Marjorie Bekaert Thomas
Advances in health and medicine.
Cardiovascular Health Channel
Reported January 17, 2006

Angioplasty Done Right

(Ivanhoe Newswire) -- It's considered one of the best treatments for a heart attack, but not all hospitals automatically give an angioplasty in emergency situations, putting some patients at risk.

Some hospitals don't have the ability to perform an angioplasty on an emergency basis. So, during the evenings or weekends, these hospitals instead use clot-busting drugs.
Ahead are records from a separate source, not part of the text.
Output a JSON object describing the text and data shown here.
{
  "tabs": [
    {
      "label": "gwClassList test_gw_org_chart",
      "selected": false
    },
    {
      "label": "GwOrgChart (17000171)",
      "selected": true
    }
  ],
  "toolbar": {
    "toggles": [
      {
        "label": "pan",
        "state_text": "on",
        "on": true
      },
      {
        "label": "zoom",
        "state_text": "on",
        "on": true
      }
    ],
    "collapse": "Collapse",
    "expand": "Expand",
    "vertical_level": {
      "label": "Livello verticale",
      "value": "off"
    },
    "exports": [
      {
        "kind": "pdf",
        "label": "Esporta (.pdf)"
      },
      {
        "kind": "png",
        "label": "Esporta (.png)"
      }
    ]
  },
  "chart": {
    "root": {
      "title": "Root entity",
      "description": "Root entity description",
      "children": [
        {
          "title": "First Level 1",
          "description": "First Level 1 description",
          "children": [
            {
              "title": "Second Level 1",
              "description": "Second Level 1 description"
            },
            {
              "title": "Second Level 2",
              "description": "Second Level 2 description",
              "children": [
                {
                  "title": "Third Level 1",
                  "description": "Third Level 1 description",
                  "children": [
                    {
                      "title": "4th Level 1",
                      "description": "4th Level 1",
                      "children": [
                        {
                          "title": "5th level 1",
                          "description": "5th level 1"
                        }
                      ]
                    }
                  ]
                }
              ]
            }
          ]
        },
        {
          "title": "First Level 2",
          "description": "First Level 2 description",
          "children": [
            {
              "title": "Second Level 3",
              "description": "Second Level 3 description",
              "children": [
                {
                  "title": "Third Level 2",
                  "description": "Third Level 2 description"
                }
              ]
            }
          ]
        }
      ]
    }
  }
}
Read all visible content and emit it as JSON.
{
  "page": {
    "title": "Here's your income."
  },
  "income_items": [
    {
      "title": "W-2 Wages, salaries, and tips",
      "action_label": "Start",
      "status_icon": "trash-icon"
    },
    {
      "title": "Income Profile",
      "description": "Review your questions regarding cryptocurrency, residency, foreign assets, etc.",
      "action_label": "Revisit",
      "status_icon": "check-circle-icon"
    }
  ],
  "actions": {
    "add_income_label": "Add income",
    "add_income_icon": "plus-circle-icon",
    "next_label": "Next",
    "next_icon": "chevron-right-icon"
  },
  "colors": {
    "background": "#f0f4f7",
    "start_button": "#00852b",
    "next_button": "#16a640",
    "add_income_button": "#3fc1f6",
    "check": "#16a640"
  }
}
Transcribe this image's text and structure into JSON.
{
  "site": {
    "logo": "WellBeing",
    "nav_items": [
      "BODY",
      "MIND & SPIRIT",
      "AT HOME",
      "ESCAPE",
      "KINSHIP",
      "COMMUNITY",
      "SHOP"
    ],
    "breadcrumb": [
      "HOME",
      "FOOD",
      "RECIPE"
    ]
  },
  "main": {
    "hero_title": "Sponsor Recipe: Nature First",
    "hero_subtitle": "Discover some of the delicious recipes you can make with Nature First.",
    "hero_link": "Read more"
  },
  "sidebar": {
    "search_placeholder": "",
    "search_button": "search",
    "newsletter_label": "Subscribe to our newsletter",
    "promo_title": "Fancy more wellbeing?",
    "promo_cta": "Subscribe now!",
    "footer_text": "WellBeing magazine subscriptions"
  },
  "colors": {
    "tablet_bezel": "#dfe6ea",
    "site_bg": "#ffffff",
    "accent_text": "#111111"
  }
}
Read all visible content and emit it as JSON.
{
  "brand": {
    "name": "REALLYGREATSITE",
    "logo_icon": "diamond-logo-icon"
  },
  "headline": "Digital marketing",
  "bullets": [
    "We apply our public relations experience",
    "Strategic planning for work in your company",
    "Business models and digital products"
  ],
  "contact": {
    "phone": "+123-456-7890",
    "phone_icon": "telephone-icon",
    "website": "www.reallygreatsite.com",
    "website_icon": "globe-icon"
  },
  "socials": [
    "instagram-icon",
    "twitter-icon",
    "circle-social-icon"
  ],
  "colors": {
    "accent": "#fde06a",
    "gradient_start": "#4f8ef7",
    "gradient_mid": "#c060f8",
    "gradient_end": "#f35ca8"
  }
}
In a new study, from the University if Michigan in Ann Arbor and Yale University in New Haven, Conn., researchers report patients are less likely to die and will receive faster treatment if they have their emergency angioplasty at a hospital where it is the default treatment given to the vast majority of heart attack patients.

Researchers say patients treated in hospitals where angioplasty is performed on a part-time basis have a significantly higher chance of dieing. Also, patients waited an average of 20 minutes longer to receive their emergency procedure. Many waited longer than the 90-minute window during which emergency angioplasty is thought to be most effective.

Researchers compared data on 463 hospitals.

Researchers say their results show hospitals administering clot-busting drugs to patients, rather than an angioplasty, need to find ways to make emergency heart attack treatment more efficient around the clock.